Updated: Monday, 10 Sep 2012, 6:46 PM EDT
Published : Monday, 10 Sep 2012, 5:37 PM EDT
WEST SENECA, N.Y. (WIVB) - The spring freeze and dry summer have brought the apple crop down by about 40 percent this year in western New York.
"The cost to procure the fruit is more than double what it was last year. The price on the shelf hasn't quite gone up double, but there is a significant increase this year," said Garrett Mayer of Mayer Brothers.
Blackman Homestead Farms said they have had to raise prices about 20 to 25 percent. Though the drought has upped the price, it has also helped the taste of this year's batch of cider.

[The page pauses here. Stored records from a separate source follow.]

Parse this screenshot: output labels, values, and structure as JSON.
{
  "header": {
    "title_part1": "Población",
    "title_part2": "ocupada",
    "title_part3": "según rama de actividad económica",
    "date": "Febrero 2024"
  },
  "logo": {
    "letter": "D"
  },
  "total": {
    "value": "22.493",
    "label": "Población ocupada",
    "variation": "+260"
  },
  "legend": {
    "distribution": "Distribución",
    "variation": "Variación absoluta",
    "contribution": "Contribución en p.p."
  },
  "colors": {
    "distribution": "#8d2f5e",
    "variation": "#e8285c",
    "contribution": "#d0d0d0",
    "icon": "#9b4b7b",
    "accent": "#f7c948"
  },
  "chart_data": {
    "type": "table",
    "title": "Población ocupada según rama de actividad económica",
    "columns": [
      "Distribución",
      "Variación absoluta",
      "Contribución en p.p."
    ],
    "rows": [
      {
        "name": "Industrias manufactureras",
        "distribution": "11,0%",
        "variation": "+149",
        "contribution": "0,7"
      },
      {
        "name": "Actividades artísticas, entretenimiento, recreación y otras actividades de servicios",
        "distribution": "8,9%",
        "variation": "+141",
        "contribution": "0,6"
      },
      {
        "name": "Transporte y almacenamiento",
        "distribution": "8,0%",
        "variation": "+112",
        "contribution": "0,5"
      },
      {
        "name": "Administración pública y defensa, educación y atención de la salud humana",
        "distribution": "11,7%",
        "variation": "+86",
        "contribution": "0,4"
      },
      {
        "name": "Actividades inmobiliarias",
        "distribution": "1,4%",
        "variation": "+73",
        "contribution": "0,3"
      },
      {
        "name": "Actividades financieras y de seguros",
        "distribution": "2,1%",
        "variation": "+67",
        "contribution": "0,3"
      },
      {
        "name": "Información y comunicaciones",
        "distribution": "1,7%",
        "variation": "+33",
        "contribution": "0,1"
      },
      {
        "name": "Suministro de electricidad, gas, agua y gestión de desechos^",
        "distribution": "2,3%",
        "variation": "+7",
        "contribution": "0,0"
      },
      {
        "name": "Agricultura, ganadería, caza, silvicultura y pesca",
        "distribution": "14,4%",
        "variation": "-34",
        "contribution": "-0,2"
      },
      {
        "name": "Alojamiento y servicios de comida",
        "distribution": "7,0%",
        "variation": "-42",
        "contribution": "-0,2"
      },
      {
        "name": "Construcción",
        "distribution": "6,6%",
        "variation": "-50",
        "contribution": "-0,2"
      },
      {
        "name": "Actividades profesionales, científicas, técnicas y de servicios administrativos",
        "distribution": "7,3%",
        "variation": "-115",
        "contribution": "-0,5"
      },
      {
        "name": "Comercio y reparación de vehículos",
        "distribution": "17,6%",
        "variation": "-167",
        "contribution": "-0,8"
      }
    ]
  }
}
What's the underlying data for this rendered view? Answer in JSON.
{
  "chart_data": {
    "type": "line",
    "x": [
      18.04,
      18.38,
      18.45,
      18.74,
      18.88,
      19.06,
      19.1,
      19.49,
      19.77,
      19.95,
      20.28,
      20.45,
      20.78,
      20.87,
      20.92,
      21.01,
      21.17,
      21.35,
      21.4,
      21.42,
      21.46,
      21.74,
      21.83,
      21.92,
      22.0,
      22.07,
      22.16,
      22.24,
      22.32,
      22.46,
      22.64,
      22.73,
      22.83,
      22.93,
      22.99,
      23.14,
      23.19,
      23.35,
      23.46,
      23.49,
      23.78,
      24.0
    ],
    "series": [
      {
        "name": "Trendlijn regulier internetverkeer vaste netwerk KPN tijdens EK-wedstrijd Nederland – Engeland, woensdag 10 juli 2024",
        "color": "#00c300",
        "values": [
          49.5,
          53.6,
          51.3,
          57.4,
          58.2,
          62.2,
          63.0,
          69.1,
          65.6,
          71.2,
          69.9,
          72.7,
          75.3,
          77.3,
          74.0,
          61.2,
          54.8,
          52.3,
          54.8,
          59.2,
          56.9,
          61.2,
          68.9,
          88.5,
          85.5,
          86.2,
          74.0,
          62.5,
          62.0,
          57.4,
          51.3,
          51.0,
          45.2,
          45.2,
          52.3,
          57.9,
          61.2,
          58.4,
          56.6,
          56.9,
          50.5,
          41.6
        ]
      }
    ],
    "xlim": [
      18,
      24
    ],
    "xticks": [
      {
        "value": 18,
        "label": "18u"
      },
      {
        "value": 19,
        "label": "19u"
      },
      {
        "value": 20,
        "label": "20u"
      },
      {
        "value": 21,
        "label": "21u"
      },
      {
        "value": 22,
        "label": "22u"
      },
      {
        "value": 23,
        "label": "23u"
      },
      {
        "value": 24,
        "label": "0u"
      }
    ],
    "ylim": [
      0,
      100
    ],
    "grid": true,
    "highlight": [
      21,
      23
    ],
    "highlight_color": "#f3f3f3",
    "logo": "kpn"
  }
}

"We made our first batch of apple cider and it was very tasty and I don't see a change in that. Sometimes the dry weather the sugars come out a little stronger," Bob Blackman explained.
Mayer says prices have not hurt business though. In fact, they were able to open early this year.
"They might be buying more donuts than cider, but we have seen more customers than we usually see in August, which has been great. It doesn't seem to be slowing people down much," said Mayer
He also said that when spring comes the apple availability will be lower and cider production will likely be discontinued earlier than normal this year. Any long term impact on the apple crop is still an unknown.
"That we can't tell for sure. Stress on trees. Last year we had a wet season and this year we had a dry season, which can do the reverse and still put stress on the tree. So we really don't know until we get out of this," Blackman said.